Taking your Monsties into battle is where the fun lies. Combat at first seemed fairly shallow; my experience with early enemy monsters limited to choosing an attack type (Power, Speed or Technical in a rock, paper, scissors arrangement) and waiting until the foe fell. It was when I came across the T-Rex styled Anjanath at the end of the trial that I understood how the battle mechanics hang together.
For more experienced Hunters the turn-based combat might not at its heart be too different from that of the mainline games. It is those moments where you learn the enemy weaknesses to slash/bash/ranged attacks and start to gear-up accordingly that are most rewarding. For me, while I fell to a crushing defeat to the Anjanath, I learnt so much from that fight. Returning to the village to sell spare trinkets and use my various horded monster parts to forge and upgrade gear, I also paid better attention to the strengths and weaknesses of the Monsties I was taking into battle.
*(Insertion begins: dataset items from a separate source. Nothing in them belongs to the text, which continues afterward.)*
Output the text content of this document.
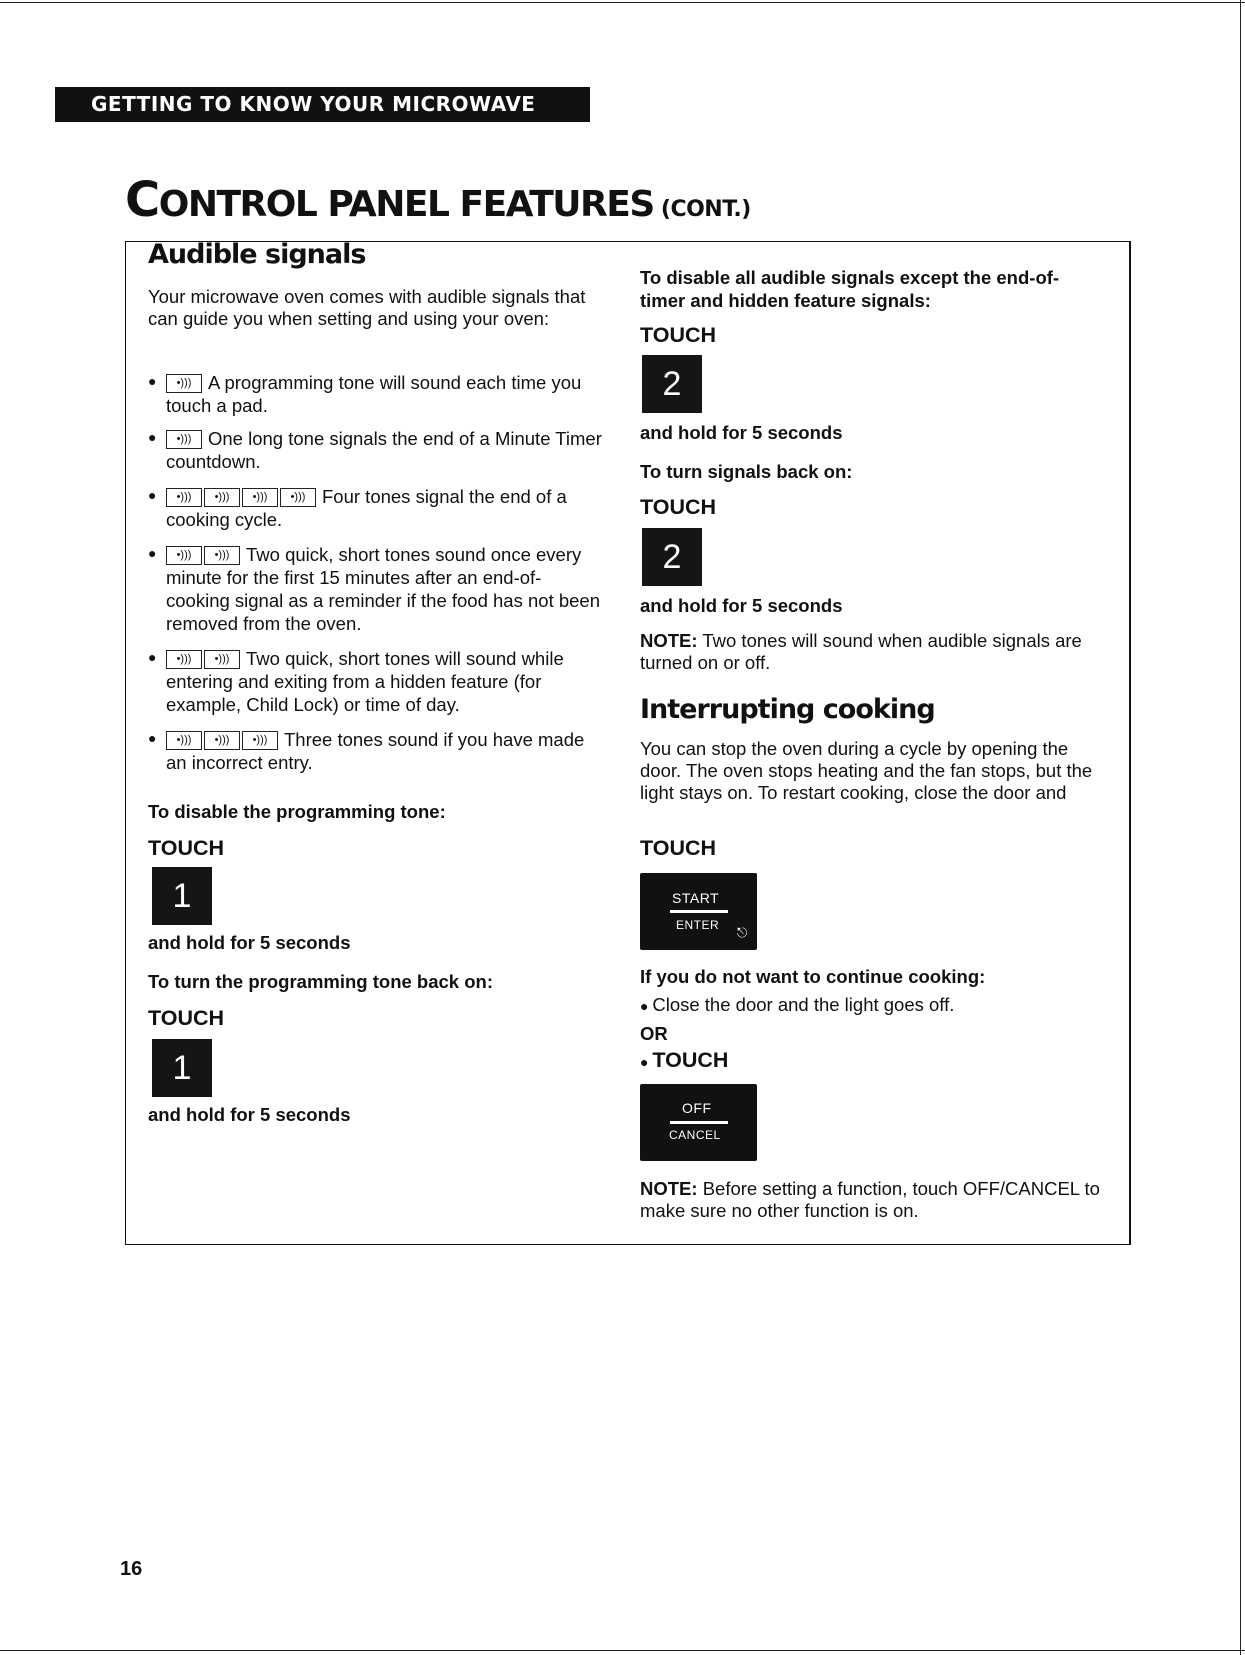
GETTING TO KNOW YOUR MICROWAVE OVEN
CONTROL PANEL FEATURES (CONT.)
Audible signals

Your microwave oven comes with audible signals that can guide you when setting and using your oven:

● •))) A programming tone will sound each time you touch a pad.
● •))) One long tone signals the end of a Minute Timer countdown.
● •))) •))) •))) •))) Four tones signal the end of a cooking cycle.
● •))) •))) Two quick, short tones sound once every minute for the first 15 minutes after an end-of-cooking signal as a reminder if the food has not been removed from the oven.
● •))) •))) Two quick, short tones will sound while entering and exiting from a hidden feature (for example, Child Lock) or time of day.
● •))) •))) •))) Three tones sound if you have made an incorrect entry.
To disable the programming tone:
TOUCH
1
and hold for 5 seconds
To turn the programming tone back on:
TOUCH
1
and hold for 5 seconds
To disable all audible signals except the end-of-timer and hidden feature signals:
TOUCH
2
and hold for 5 seconds
To turn signals back on:
TOUCH
2
and hold for 5 seconds

NOTE: Two tones will sound when audible signals are turned on or off.

Interrupting cooking

You can stop the oven during a cycle by opening the door. The oven stops heating and the fan stops, but the light stays on. To restart cooking, close the door and

TOUCH
START
ENTER ⎋
If you do not want to continue cooking:

● Close the door and the light goes off.

OR
● TOUCH
OFF
CANCEL

NOTE: Before setting a function, touch OFF/CANCEL to make sure no other function is on.

16
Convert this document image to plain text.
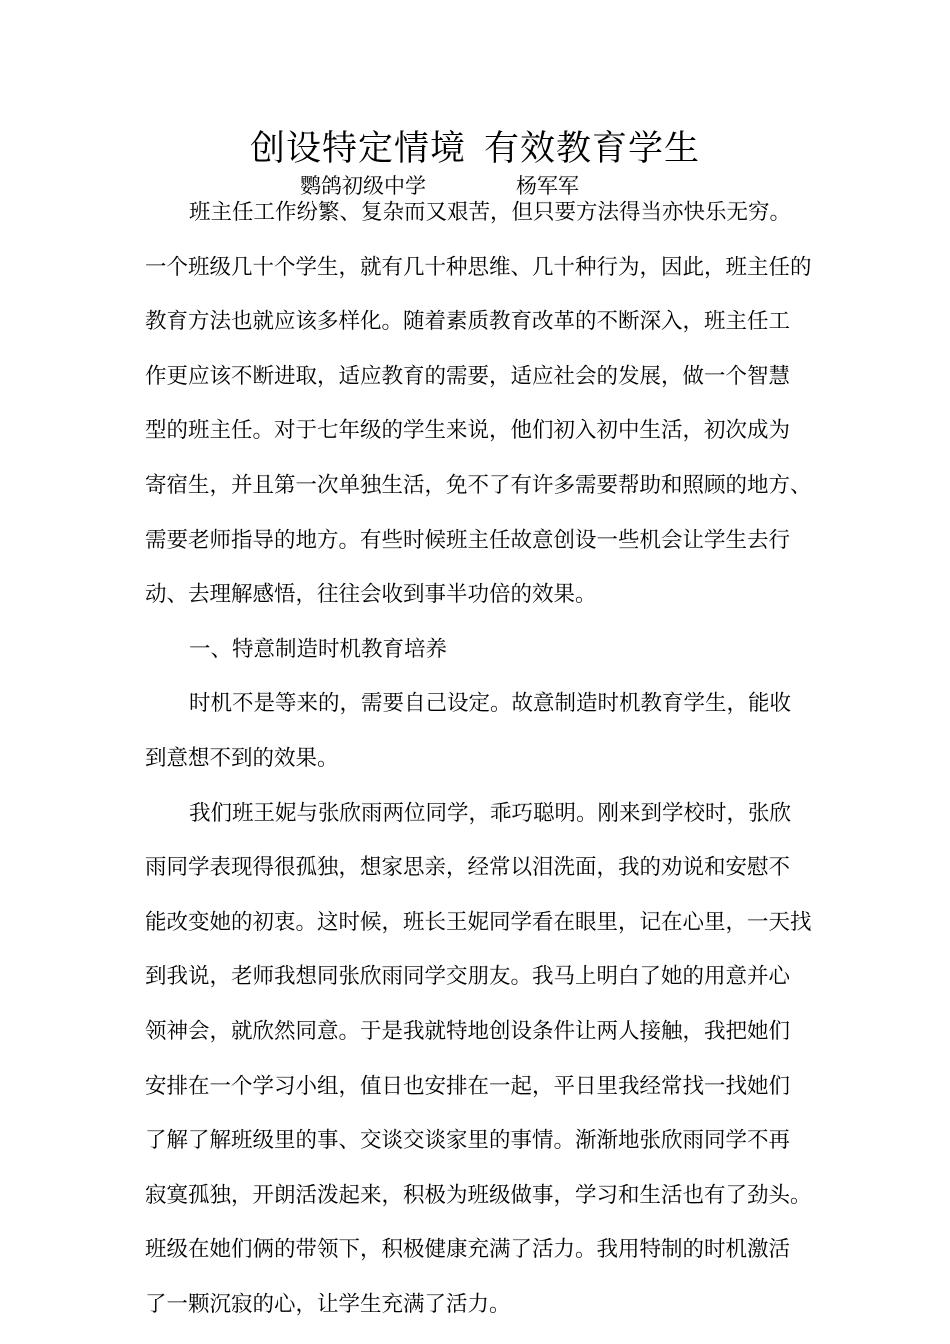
创设特定情境 有效教育学生
鹦鸽初级中学	杨军军
班主任工作纷繁、复杂而又艰苦，但只要方法得当亦快乐无穷。
一个班级几十个学生，就有几十种思维、几十种行为，因此，班主任的
教育方法也就应该多样化。随着素质教育改革的不断深入，班主任工
作更应该不断进取，适应教育的需要，适应社会的发展，做一个智慧
型的班主任。对于七年级的学生来说，他们初入初中生活，初次成为
寄宿生，并且第一次单独生活，免不了有许多需要帮助和照顾的地方、
需要老师指导的地方。有些时候班主任故意创设一些机会让学生去行
动、去理解感悟，往往会收到事半功倍的效果。
一、特意制造时机教育培养
时机不是等来的，需要自己设定。故意制造时机教育学生，能收
到意想不到的效果。
我们班王妮与张欣雨两位同学，乖巧聪明。刚来到学校时，张欣
雨同学表现得很孤独，想家思亲，经常以泪洗面，我的劝说和安慰不
能改变她的初衷。这时候，班长王妮同学看在眼里，记在心里，一天找
到我说，老师我想同张欣雨同学交朋友。我马上明白了她的用意并心
领神会，就欣然同意。于是我就特地创设条件让两人接触，我把她们
安排在一个学习小组，值日也安排在一起，平日里我经常找一找她们
了解了解班级里的事、交谈交谈家里的事情。渐渐地张欣雨同学不再
寂寞孤独，开朗活泼起来，积极为班级做事，学习和生活也有了劲头。
班级在她们俩的带领下，积极健康充满了活力。我用特制的时机激活
了一颗沉寂的心，让学生充满了活力。
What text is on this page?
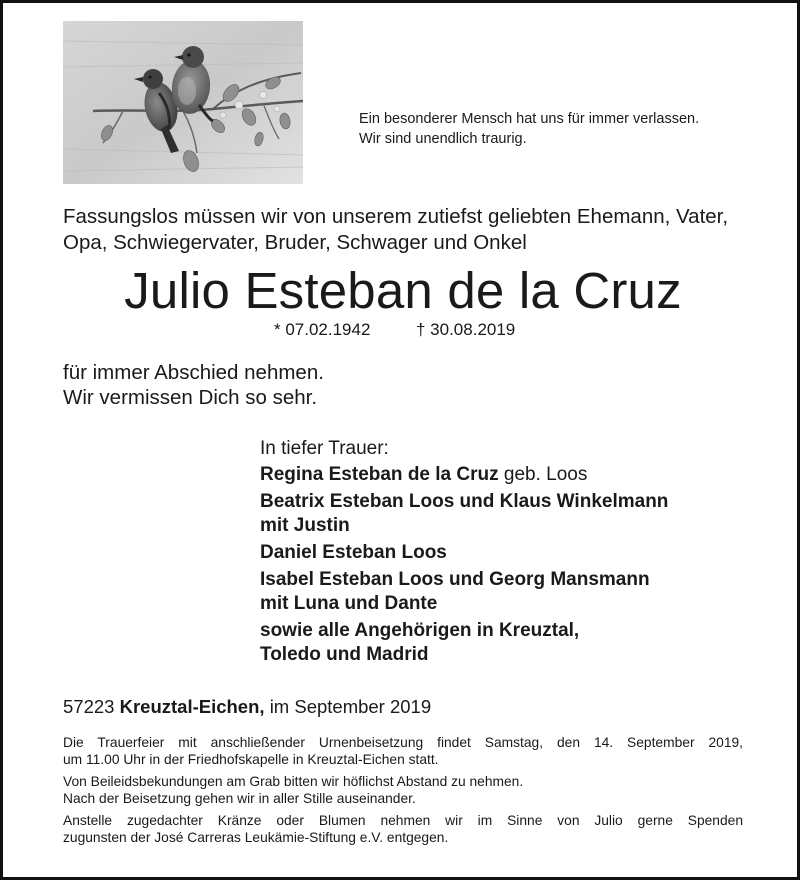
Ein besonderer Mensch hat uns für immer verlassen.
Wir sind unendlich traurig.
Fassungslos müssen wir von unserem zutiefst geliebten Ehemann, Vater,
Opa, Schwiegervater, Bruder, Schwager und Onkel
Julio Esteban de la Cruz
* 07.02.1942	† 30.08.2019
für immer Abschied nehmen.
Wir vermissen Dich so sehr.
In tiefer Trauer:
Regina Esteban de la Cruz geb. Loos
Beatrix Esteban Loos und Klaus Winkelmann
mit Justin
Daniel Esteban Loos
Isabel Esteban Loos und Georg Mansmann
mit Luna und Dante
sowie alle Angehörigen in Kreuztal,
Toledo und Madrid
57223 Kreuztal-Eichen, im September 2019

Die Trauerfeier mit anschließender Urnenbeisetzung findet Samstag, den 14. September 2019,
um 11.00 Uhr in der Friedhofskapelle in Kreuztal-Eichen statt.

Von Beileidsbekundungen am Grab bitten wir höflichst Abstand zu nehmen.
Nach der Beisetzung gehen wir in aller Stille auseinander.

Anstelle zugedachter Kränze oder Blumen nehmen wir im Sinne von Julio gerne Spenden
zugunsten der José Carreras Leukämie-Stiftung e.V. entgegen.
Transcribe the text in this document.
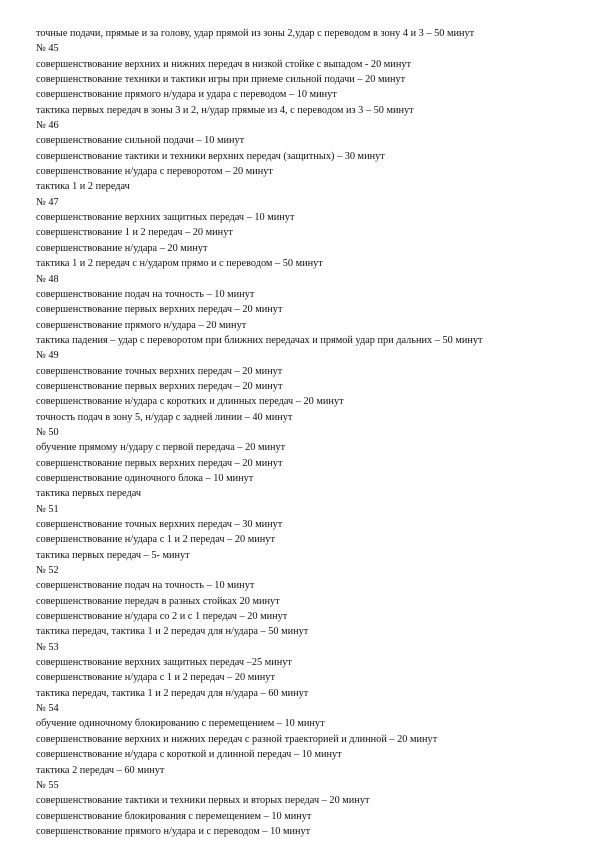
точные подачи, прямые и за голову, удар прямой из зоны 2,удар с переводом в зону 4 и 3 – 50 минут
№ 45
совершенствование верхних и нижних передач в низкой стойке с выпадом - 20 минут
совершенствование техники и тактики игры при приеме сильной подачи – 20 минут
совершенствование прямого н/удара и удара с переводом – 10 минут
тактика первых передач в зоны 3 и 2, н/удар прямые из 4, с переводом из 3 – 50 минут
№ 46
совершенствование сильной подачи – 10 минут
совершенствование тактики и техники верхних передач (защитных) – 30 минут
совершенствование н/удара с перевоpотом – 20 минут
тактика 1 и 2 передач
№ 47
совершенствование верхних защитных передач – 10 минут
совершенствование 1 и 2 передач – 20 минут
совершенствование н/удара – 20 минут
тактика 1 и 2 передач с н/ударом прямо и с переводом – 50 минут
№ 48
совершенствование подач на точность – 10 минут
совершенствование первых верхних передач – 20 минут
совершенствование прямого н/удара – 20 минут
тактика падения – удар с переворотом при ближних передачах и прямой удар при дальних – 50 минут
№ 49
совершенствование точных верхних передач – 20 минут
совершенствование первых верхних передач – 20 минут
совершенствование н/удара с коротких и длинных передач – 20 минут
точность подач в зону 5, н/удар с задней линии – 40 минут
№ 50
обучение прямому н/удару с первой передача – 20 минут
совершенствование первых верхних передач – 20 минут
совершенствование одиночного блока – 10 минут
тактика первых передач
№ 51
совершенствование точных верхних передач – 30 минут
совершенствование н/удара с 1 и 2 передач – 20 минут
тактика первых передач – 5- минут
№ 52
совершенствование подач на точность – 10 минут
совершенствование передач в разных стойках 20 минут
совершенствование н/удара со 2 и с 1 передач – 20 минут
тактика передач, тактика 1 и 2 передач для н/удара – 50 минут
№ 53
совершенствование верхних защитных передач –25 минут
совершенствование н/удара с 1 и 2 передач – 20 минут
тактика передач, тактика 1 и 2 передач для н/удара – 60 минут
№ 54
обучение одиночному блокированию с перемещением – 10 минут
совершенствование верхних и нижних передач с разной траекторией и длинной – 20 минут
совершенствование н/удара с короткой и длинной передач – 10 минут
тактика 2 передач – 60 минут
№ 55
совершенствование тактики и техники первых и вторых передач – 20 минут
совершенствование блокирования с перемещением – 10 минут
совершенствование прямого н/удара и с переводом – 10 минут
Understanding how combat works is so important to a game like this, and in Stories I felt that I was in a decent position to learn the ropes without feeling entirely out of my depth. Ally the combat to a cute, yet restrained art style and a prospect of a globe trotting story and you have the core components of a very good game.
Will everything hold up over the course of a full playthrough? I can’t be sure, but the signs are definitely positive.
Monster Hunter Stories is out 9th July on Switch and PC.